We made these last year and they came out great so when the pickling cukes looked good I sliced and made up a few jars and just 2 weeks later. I was going to bring a jar up to the annual Russo BBQ but I forgot, poor them, lucky us. This year’s batch came out a little spicier but we thought, including everyone at work that the kick was nice.
What I like is that when empty I can add more slices to them and in 2 weeks start munching again.
Yield: About 5 pint jars or 2 quart jars.
- 8 ¼ cups sliced trimmed pickling cucumbers – We like thick slices but suppose you could do as thin as you want or spears if that is how you like them.
- 2 cups white vinegar
- 2 cups water
- 6 tablespoons pickling or canning salt (I used kosher salt)
- ¼ cup sugar
- 2 tablespoons pickling spice ( see recipe below if you want to make your own)
- 7 ½ teaspoons dill seeds
- 5 teaspoons mustard seeds
- 1 ¼ teaspoon whole black peppercorns
- 5 cloves garlic, halved (optional)
Place cucumber slices in a large glass or stainless steel bowl. Set aside.
Combine vinegar, water, pickling salt, sugar and pickling spice in a medium stainless steel saucepan. Bring to a boil over medium-high heat, stirring to dissolve salt and sugar. Reduce heat, cover and boil gently for 10 minutes.
Pour pickling liquid over cucumber slices. Cover with waxed paper and set aside until cooled to room temperature, about 30 minutes.

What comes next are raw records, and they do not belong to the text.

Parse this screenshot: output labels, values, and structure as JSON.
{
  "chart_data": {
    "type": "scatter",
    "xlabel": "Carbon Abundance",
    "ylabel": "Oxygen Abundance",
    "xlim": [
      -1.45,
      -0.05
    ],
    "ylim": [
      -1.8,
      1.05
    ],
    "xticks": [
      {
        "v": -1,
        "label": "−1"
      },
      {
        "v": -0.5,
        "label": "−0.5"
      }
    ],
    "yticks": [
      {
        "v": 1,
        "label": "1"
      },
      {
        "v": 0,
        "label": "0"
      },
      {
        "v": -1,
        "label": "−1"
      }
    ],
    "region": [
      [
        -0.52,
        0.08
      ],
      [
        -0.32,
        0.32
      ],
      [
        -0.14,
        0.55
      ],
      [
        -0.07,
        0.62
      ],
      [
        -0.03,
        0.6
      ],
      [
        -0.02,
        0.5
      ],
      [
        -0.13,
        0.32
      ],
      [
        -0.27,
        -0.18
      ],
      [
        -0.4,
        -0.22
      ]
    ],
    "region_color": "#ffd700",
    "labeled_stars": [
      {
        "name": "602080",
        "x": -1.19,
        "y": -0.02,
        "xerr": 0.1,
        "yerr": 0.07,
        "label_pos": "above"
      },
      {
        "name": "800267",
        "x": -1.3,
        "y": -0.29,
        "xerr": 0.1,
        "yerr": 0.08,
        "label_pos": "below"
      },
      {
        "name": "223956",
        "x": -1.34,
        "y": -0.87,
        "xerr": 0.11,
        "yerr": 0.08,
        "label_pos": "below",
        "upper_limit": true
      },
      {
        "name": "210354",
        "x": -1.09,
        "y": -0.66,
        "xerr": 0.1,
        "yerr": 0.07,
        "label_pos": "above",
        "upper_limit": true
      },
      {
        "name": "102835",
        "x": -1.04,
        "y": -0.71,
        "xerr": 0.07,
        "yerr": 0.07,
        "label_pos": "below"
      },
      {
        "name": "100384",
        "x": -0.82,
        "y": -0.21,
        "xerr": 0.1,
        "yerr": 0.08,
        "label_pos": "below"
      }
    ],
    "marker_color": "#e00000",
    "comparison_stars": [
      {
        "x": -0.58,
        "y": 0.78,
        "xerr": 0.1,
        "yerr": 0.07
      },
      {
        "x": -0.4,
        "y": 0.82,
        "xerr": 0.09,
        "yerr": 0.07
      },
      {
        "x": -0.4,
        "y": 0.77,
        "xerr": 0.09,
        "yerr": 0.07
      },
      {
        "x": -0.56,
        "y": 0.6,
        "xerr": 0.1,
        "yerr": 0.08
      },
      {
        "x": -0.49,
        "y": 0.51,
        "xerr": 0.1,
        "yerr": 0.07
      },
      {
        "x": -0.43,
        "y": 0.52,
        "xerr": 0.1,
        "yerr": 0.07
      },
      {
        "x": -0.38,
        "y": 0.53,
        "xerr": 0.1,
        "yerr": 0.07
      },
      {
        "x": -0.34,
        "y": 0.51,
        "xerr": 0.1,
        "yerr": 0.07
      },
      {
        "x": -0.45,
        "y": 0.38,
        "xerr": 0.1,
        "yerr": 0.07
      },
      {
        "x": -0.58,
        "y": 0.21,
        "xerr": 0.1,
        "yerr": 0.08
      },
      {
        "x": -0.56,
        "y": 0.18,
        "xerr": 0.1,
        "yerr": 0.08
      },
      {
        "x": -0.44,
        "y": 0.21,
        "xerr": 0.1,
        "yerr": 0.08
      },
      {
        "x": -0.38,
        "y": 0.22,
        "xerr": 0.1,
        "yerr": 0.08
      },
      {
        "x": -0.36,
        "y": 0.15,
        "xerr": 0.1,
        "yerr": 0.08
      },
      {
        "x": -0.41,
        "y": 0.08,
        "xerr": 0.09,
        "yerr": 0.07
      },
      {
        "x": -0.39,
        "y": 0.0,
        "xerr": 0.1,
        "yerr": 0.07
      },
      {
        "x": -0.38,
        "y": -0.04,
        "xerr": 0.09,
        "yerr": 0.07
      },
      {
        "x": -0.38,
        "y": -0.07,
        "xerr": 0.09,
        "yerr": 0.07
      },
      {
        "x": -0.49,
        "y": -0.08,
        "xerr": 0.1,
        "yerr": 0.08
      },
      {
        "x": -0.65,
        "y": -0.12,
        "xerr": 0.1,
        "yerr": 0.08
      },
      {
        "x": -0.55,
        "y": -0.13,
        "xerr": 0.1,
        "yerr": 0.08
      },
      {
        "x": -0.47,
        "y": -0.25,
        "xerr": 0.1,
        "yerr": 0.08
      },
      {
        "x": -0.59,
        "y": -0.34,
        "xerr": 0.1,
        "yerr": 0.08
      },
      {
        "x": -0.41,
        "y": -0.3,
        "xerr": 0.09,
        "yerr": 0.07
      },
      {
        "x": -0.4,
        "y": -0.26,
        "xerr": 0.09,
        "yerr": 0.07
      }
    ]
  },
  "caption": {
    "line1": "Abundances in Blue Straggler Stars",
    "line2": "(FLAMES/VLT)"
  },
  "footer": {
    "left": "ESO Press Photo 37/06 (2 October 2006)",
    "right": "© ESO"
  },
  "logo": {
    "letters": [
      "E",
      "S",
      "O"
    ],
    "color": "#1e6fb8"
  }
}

Place 1 ½ teaspoon dill seeds, 1 teaspoon mustard seeds, ¼ teaspoon peppercorns and two garlic clove halves in each of one five pint jars. Add cucumber slices to within a generous ½-inch headspace of top of jar. Ladle pickling liquid into jar to cover cucumbers, leaving ½-inch headspace. Apply lids. For best results, allow cucumbers to marinate in refrigerator for at least 2 weeks and use within 3 months.
From “Ball Complete Book of Home Preserving:
Home Made Pickling spice
- 2 Tblsp mustard seed
- 1 1/2 Tblsp whole allspice (you can use 1-2 Tblsp)
- Optional – 2 tsp coriander (add it if you’d like, it’s in most mixes)
- 1/2 tsp whole cloves
- 1/2 tsp ground ginger
- 1/2 tsp dried red pepper flakes (up to 1 tsp)
- 4 bay leaves, crumbled (I don’t think you can add too many of these, add more if you’d like)
- 1 cinnamon stick, 2-2 1/2″, crushed
- 1/2 tsp celery seed-optional
- 1 tsp black peppercorns
Break up cinnamon, tear bay leaves into bits, mix all, store in an airtight container.
This makes approx 4 Tblsp, enough for 2 quart jars of pickles. If there’s a little mix left over, just add it to your pickle jar and use it up.